Arrivati alla sommità di un lieve colle, io mi addentro in una boscaglia di querce, di rovi e di ginestre. Seguo un viottolo in terra battuta e delle scale di tufo che scendono giù verso un vallone ombroso. Aprendomi un varco fra i rovi che hanno invaso il passaggio, arrivo di fronte a un enorme casa bianca a tre piani. Mi avvicino all’ingresso ed entro insieme agli altri in un vasto salone invaso dagli uccelli in amore e dal loro incessante tubare. Ci andiamo a sedere lungo i muri. La geometria si siede vicino a me e si scioglie i capelli. L’architetto svuota il suo sacco di scarpe e le dispone bene in fila lungo il salone. L’avvocato tira fuori un lungo foglio bianco con su scritto «procaccio del vitto» e invita gli altri a esprimersi in merito. Incomincia una vivace discussione nella quale ognuno si prodiga in lunghi ragionamenti che io confondo perché non riesco a separare una parola dall’altra. Mi sembra tutto avvolto dall’incessante tubare degli uccelli in amore che trascina le persone, i suoni e le cose in un vento bianco senza contorni. Guardo la fila di scarpe dell’architetto e non riesco a distinguerle confondendo i mocassini inglesi con i modelli duilio.

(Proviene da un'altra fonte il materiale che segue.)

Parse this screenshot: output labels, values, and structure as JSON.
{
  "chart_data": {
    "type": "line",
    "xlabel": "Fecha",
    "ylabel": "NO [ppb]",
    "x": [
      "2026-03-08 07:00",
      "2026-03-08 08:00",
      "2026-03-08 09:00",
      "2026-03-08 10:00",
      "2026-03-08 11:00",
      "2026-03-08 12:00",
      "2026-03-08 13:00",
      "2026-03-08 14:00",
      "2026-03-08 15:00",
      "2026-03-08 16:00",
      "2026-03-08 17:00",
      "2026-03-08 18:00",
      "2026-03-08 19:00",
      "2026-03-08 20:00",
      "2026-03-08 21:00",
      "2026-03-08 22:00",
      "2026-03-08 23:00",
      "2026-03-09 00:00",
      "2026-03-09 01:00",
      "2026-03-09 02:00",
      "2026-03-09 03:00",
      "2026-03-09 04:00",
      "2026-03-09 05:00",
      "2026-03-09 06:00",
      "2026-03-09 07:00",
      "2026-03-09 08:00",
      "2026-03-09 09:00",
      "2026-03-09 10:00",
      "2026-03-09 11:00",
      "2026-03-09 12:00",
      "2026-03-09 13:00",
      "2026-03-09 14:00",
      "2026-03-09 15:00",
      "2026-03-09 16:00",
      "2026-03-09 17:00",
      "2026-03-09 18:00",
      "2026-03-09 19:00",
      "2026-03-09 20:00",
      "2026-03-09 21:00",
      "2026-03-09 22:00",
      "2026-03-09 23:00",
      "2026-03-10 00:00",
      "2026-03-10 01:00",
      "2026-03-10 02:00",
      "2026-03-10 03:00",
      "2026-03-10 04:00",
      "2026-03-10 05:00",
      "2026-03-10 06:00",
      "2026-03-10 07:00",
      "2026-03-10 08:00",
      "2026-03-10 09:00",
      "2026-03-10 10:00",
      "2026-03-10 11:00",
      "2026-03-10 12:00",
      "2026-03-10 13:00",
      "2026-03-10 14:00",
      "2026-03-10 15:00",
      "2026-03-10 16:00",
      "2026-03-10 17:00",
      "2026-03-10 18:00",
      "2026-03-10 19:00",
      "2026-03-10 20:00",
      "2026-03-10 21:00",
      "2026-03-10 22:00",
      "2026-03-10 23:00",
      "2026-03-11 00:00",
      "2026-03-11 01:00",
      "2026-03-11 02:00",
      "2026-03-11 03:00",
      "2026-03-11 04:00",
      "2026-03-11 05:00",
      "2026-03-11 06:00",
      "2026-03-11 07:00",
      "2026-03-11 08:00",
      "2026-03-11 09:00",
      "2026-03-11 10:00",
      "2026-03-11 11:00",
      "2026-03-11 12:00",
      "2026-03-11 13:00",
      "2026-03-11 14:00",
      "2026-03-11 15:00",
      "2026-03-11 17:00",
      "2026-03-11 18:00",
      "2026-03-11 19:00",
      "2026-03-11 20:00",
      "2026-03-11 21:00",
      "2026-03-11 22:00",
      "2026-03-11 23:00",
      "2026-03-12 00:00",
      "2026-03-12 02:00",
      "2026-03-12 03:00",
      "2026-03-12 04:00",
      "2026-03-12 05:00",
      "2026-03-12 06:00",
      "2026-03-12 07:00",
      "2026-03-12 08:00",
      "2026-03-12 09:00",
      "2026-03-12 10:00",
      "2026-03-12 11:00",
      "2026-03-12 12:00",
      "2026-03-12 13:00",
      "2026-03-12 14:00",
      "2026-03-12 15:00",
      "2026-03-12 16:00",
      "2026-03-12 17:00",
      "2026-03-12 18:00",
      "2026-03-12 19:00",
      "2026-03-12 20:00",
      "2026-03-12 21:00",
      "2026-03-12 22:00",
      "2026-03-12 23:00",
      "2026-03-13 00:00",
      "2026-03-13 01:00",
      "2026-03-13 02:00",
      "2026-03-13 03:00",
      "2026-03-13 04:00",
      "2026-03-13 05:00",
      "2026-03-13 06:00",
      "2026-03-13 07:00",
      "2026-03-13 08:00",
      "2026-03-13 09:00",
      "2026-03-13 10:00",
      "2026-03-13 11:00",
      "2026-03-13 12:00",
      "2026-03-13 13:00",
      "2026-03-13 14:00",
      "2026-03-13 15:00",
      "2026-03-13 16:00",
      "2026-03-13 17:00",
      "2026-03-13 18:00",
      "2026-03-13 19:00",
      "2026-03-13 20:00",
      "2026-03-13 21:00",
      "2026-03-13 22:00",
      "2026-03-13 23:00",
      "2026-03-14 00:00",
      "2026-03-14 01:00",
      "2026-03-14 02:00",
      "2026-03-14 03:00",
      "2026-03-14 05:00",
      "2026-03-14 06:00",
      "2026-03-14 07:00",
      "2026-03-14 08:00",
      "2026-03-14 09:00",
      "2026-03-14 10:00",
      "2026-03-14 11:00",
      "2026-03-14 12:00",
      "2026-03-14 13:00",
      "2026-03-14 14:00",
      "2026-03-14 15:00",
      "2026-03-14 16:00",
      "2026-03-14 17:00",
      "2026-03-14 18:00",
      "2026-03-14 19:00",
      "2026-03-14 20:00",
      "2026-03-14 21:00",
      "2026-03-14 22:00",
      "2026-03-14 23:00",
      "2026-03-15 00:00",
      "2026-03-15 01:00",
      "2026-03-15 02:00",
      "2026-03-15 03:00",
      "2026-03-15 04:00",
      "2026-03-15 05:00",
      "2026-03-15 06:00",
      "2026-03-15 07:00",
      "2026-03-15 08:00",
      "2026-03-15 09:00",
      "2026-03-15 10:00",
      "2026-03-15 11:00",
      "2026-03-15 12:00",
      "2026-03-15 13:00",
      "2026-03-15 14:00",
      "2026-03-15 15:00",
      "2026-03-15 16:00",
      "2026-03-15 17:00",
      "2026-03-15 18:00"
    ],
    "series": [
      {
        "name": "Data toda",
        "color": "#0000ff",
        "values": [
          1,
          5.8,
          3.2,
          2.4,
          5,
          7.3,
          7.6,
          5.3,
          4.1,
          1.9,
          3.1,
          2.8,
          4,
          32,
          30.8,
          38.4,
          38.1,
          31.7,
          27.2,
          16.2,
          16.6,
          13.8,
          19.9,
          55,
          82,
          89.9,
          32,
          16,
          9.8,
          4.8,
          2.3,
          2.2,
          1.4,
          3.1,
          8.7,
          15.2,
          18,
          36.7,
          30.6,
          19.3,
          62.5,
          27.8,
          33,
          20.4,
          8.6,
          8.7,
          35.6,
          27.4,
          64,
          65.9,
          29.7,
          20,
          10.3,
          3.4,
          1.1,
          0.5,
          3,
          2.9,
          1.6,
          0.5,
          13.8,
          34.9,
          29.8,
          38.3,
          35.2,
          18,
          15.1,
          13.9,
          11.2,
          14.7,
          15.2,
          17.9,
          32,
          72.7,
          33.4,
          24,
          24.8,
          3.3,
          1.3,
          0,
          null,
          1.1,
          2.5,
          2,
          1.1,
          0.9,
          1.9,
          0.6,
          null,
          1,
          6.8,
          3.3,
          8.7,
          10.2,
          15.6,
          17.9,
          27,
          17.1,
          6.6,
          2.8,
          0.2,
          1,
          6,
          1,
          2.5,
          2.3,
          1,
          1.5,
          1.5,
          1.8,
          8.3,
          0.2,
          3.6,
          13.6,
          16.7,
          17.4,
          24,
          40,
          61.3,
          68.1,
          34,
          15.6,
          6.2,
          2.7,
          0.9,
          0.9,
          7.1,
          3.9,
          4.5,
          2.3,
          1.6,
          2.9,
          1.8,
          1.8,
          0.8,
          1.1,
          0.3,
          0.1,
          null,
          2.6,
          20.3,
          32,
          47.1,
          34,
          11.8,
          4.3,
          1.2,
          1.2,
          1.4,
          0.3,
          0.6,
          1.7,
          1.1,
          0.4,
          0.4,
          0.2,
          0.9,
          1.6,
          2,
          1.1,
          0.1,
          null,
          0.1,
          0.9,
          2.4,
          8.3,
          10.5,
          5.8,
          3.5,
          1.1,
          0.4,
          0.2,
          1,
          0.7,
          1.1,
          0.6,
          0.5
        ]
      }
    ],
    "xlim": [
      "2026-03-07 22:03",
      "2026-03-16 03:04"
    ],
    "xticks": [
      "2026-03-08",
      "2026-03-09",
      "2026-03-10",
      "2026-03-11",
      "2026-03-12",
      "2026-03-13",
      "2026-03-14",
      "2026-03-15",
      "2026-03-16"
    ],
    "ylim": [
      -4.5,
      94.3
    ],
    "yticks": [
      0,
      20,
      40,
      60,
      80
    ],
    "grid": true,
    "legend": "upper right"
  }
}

Le stesse persone sembrano sfumare l’una nell’altra. I corpi sembrano librarsi e volteggiare nell’aria. A un certo punto, come d’incanto, si sente una voce di donna chiara e nitida che dice: «NON BISOGNA RINNEGARE ALLA SOCIETÀ IL DIRITTO DI FORNIRE IL SALE», e i contorni delle persone e degli oggetti ritornano definiti.     


Luigi Anània si è laureato in Scienze agrarie all’Università di Firenze. Scrive racconti e fa vino rosso a Montalcino. Ha pubblicato de curato numerosi libri di narrativa. La sua ultima raccolta di racconti è da poco in libreria: Condominio aereo, Castelvecchi, 2025.